Gráfico que compara as emissões de gases com efeito estufa, por país, em forma de lista ordenada. 1. China, 2. EUA, 3. Índia, 4. Rússia (4.8% 1.6 GT), 5. Japão (3.3% 1.1 GT), 6. Aviação (2.9% 1 GT), 7. Alemanha (1.9% 0.64 GT), 8. Coreia do Sul (1.6% 0.59 GT). A descrição do gráfico diz: If aviation were a country, it would be one of the largest single emitters, just behind Japan and ahead of countries like Germany and South Korea. Quando esta página carrega, esta imagem está desfocada para poupar dados e energia. Podes carregar na imagem para mostrar a imagem completa.

Fonte: https://reframeaviation.stay-grounded.org/chapter-2/

Estes dados não são coincidência. São um resultado direto do sistema capitalista. Por isso, sim, é normal que as pessoas que lutam pelo clima também queiram acabar com o sistema que o destrói. A própria Greta já o disse publicamente, e, apesar de não gostar especialmente dela em relação a outros ativistas ambientais, o conhecimento que adquiriu ao longo dos últimos anos (em conversas, com a ONU, etc) deveria ter apaziguado o seu espírito anticapitalista, o que não parece ter acontecido.

Nem darei importância às acusações ao comunismo. Luís criou uma falsa dicotomia (alerta: existem sistemas diferentes do capitalismo e do comunismo!), baseada, claro, nos preconceitos acerca das pessoas que participaram nos protestos. Nas sábias palavras de Kate Raworth (que admiro imenso): “Is doughnut economics capitalism, communism or socialism? ‘Are these the only choices we have - the ‘isms’ of the last century? Can we not come up with some ideas of our own and create new names for them + see new patterns?’”. Já agora: não, a China não é um país comunista, apesar de o PCC insistir que sim (penso que uma das designações mais comuns para o regime que lá existe é “capitalismo de estado”).

Por último, tentar argumentar (indiretamente) que os EUA são uma democracia capitalista que está a fazer “acertos” é, no mínimo, engraçado (não tenho argumentos contra, só acho piada).

A exigência

“Não sei o que estes jovens querem, e desconfio que eles também não.” Aqui, não entendo Luís. Na secção anterior fala exatamente sobre o que estes jovens querem. O fim do capitalismo. Agora já não sabe, e diz que eles também não. Repito, para colar: o fim do capitalismo. Claro que esta é uma exigência vasta e de proporções monumentais, e, não podendo falar pelas pessoas que lá estavam, posso dar algumas ideias: taxar mais os ricos, incentivar mais o uso de transporte público, taxar mais as atividades poluidoras (como andar de avião e comer carne de produção massiva), incentivar as dietas à base de plantas, incentivar o consumo de comida local, aumentar a produção nacional de alimentos, roupa e outros bens essenciais, taxar (muito) mais as heranças e as propriedades imóveis, etc. Posso fazer uma lista cheia de propostas se quiserem algumas ideias do que “estes jovens querem”.

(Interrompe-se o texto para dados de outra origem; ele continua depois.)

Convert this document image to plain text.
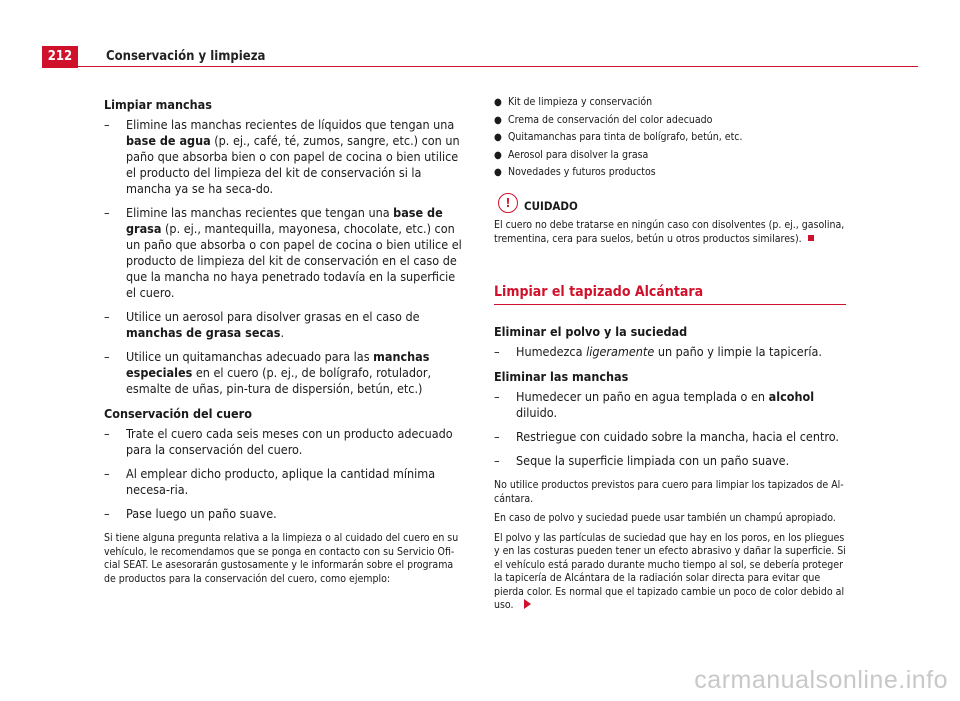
212	Conservación y limpieza
Limpiar manchas
– Elimine las manchas recientes de líquidos que tengan una base de agua (p. ej., café, té, zumos, sangre, etc.) con un paño que absorba bien o con papel de cocina o bien utilice el producto del limpieza del kit de conservación si la mancha ya se ha seca-do.
– Elimine las manchas recientes que tengan una base de grasa (p. ej., mantequilla, mayonesa, chocolate, etc.) con un paño que absorba o con papel de cocina o bien utilice el producto de limpieza del kit de conservación en el caso de que la mancha no haya penetrado todavía en la superficie el cuero.
– Utilice un aerosol para disolver grasas en el caso de manchas de grasa secas.
– Utilice un quitamanchas adecuado para las manchas especiales en el cuero (p. ej., de bolígrafo, rotulador, esmalte de uñas, pin-tura de dispersión, betún, etc.)
Conservación del cuero
– Trate el cuero cada seis meses con un producto adecuado para la conservación del cuero.
– Al emplear dicho producto, aplique la cantidad mínima necesa-ria.
– Pase luego un paño suave.

Si tiene alguna pregunta relativa a la limpieza o al cuidado del cuero en su vehículo, le recomendamos que se ponga en contacto con su Servicio Ofi-cial SEAT. Le asesorarán gustosamente y le informarán sobre el programa de productos para la conservación del cuero, como ejemplo:

● Kit de limpieza y conservación
● Crema de conservación del color adecuado
● Quitamanchas para tinta de bolígrafo, betún, etc.
● Aerosol para disolver la grasa
● Novedades y futuros productos
!	CUIDADO
El cuero no debe tratarse en ningún caso con disolventes (p. ej., gasolina, trementina, cera para suelos, betún u otros productos similares).
Limpiar el tapizado Alcántara
Eliminar el polvo y la suciedad
– Humedezca ligeramente un paño y limpie la tapicería.
Eliminar las manchas
– Humedecer un paño en agua templada o en alcohol diluido.
– Restriegue con cuidado sobre la mancha, hacia el centro.
– Seque la superficie limpiada con un paño suave.

No utilice productos previstos para cuero para limpiar los tapizados de Al-cántara.

En caso de polvo y suciedad puede usar también un champú apropiado.

El polvo y las partículas de suciedad que hay en los poros, en los pliegues y en las costuras pueden tener un efecto abrasivo y dañar la superficie. Si el vehículo está parado durante mucho tiempo al sol, se debería proteger la tapicería de Alcántara de la radiación solar directa para evitar que pierda color. Es normal que el tapizado cambie un poco de color debido al uso.

carmanualsonline.info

Sobre a demissão do ministro Costa Silva, não tenho muito a dizer. Pessoalmente não gosto muito dele devido a esta intervenção (aos 3:09:45) em que diz: “Já vi muitos sistemas no mundo, nenhum funciona melhor que o capitalismo”, como se tivesse acabado o trabalho de procura. Podemos arrumar tudo, que a procura por um bom sistema acabou! Já o encontramos! Boa!

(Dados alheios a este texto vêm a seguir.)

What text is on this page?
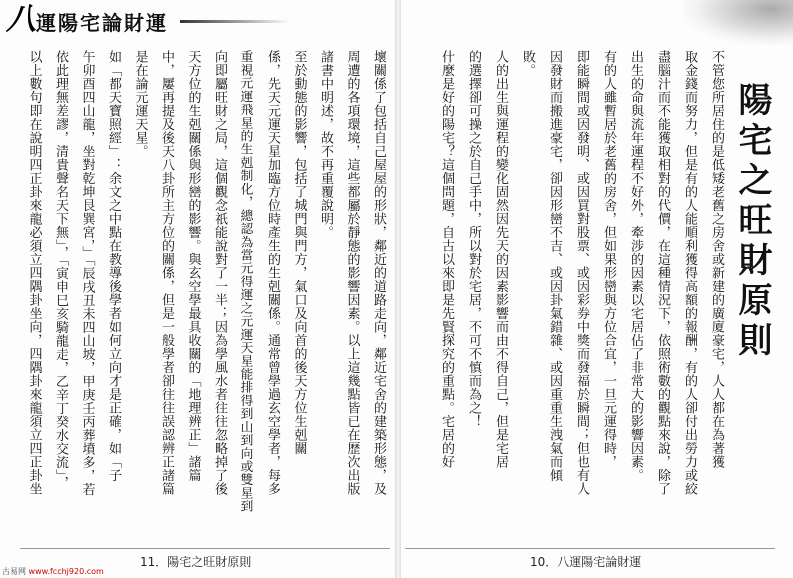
八 運陽宅論財運
陽宅之旺財原則
不管您所居住的是低矮老舊之房舍或新建的廣廈豪宅，人人都在為著獲
取金錢而努力，但是有的人能順利獲得高額的報酬，有的人卻付出勞力或絞
盡腦汁而不能獲取相對的代價，在這種情況下，依照術數的觀點來說，除了
出生的命與流年運程不好外，牽涉的因素以宅居佔了非常大的影響因素。
有的人雖暫居於老舊的房舍，但如果形巒與方位合宜，一旦元運得時，
即能瞬間或因發明、或因買對股票、或因彩券中獎而發福於瞬間；但也有人
因發財而搬進豪宅，卻因形巒不吉、或因卦氣錯雜、或因重重生洩氣而傾
敗。
人的出生與運程的變化固然因先天的因素影響而由不得自己，但是宅居
的選擇卻可操之於自己手中，所以對於宅居，不可不慎而為之！
什麼是好的陽宅？這個問題，自古以來即是先賢探究的重點。宅居的好
壞關係了包括自己屋屋的形狀，鄰近的道路走向，鄰近宅舍的建築形態，及
周遭的各項環境，這些都屬於靜態的影響因素。以上這幾點皆已在歷次出版
諸書中明述，故不再重覆說明。
至於動態的影響，包括了城門與門方，氣口及向首的後天方位生剋關
係，先天元運天星加臨方位時產生的生剋關係。通常曾學過玄空學者，每多
重視元運飛星的生剋制化，總認為當元得運之元運天星能排得到山到向或雙星到
向即屬旺財之局，這個觀念祇能說對了一半；因為學風水者往往忽略掉了後
天方位的生剋關係與形巒的影響。與玄空學最具收關的「地理辨正」諸篇
中，屢再提及後天八卦所主方位的關係，但是一般學者卻往往誤認辨正諸篇
是在論元運天星。
如「都天寶照經」：余文之中點在教導後學者如何立向才是正確，如「子
午卯酉四山龍，坐對乾坤艮巽宮，」「辰戌丑未四山坡，甲庚壬丙葬墳多，若
依此理無差謬，清貴聲名天下無」，「寅申巳亥騎龍走，乙辛丁癸水交流」，
以上數句即在說明四正卦來龍必須立四隅卦坐向，四隅卦來龍須立四正卦坐
11．陽宅之旺財原則	10．八運陽宅論財運
古易网 www.fcchj920.com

Sobre o fim dos combustíveis fósseis, é fácil. Significa parar de queimar gás, carvão e petróleo, só isso. Não basta dizer que já não se queima carvão em território nacional, porque se depois vamos comprar produtos à Alemanha onde se queima carvão, vale de pouco. Os capitalistas apanharam pessoas como o Luís porque se esqueceram de lhes mostrar os dados sobre o consumo, para além dos da produção. “Como é que nos deslocamos? Como é que produzimos alimentos, como é que os transportamos? Paramos a economia? Paramos a vida? Paramos tudo?” Então e “o engenho do capitalismo”, a “inovação humana”? Não encontramos solução? Eu tenho algumas ideias, outra vez: andamos a pé, produzimos comida e energia (solar e eólica) em casa ou no bairro, vamos de comboio para os sítios. Não é preciso parar a economia, só é preciso decrescê-la (ou desacelerá-la, para quem prefere esse termo). Recomendo o livro Less Is More, de Jason Hickel, sobre este tópico (ou mesmo o perfil dele no Twitter).

Sobre “protestar quando houver tentativas explícitas” de queimar mais combustíveis fósseis. Os jovens tentam protestar antes, depois, durante. Nunca é um bom timing para ninguém. Acho que as greves só deveriam ser feitas quando fossem retirados euros diretamente do banco das pessoas. Até lá, são protestos demasiado cedo. De novo, não sei os motivos para quererem a demissão do ministro, mas ser um “homem do petróleo” com certeza não inspirará muita confiança.

O tiro no pé

Coitados dos jovens!!! Quando não protestam, não são ouvidos; quando protestam, só magoam a causa. Luís mostra um estudo. Além de ser dos EUA, o que deve influenciar muito os resultados, “esqueceu-se” de referir um dado curioso: “There are important sub-group differences in this measure of support – White respondents and Republicans were both more likely to report that these efforts decrease their support compared with Black or Hispanic and Democratic respondents.” Ou seja, estão a baixar a sua “influência positiva” junto do “inimigo” (passo o exagero, dado que estamos todos juntos para o mesmo). Mas tudo bem, aceitemos que é um ponto válido. A sugestão é continuarem a gritar em casa contra o computador (porque talvez ache que cortar ruas ou mesmo fazer barulho também seja “disruptivo”)? E quando passam 1, 2, 5 anos e não veem nada a acontecer? Sugere que tipo de protesto? Estou genuinamente interessado na resposta, porque seria bom para todos nós ter mais ideias que melhorassem o impacto em vez de diminuir.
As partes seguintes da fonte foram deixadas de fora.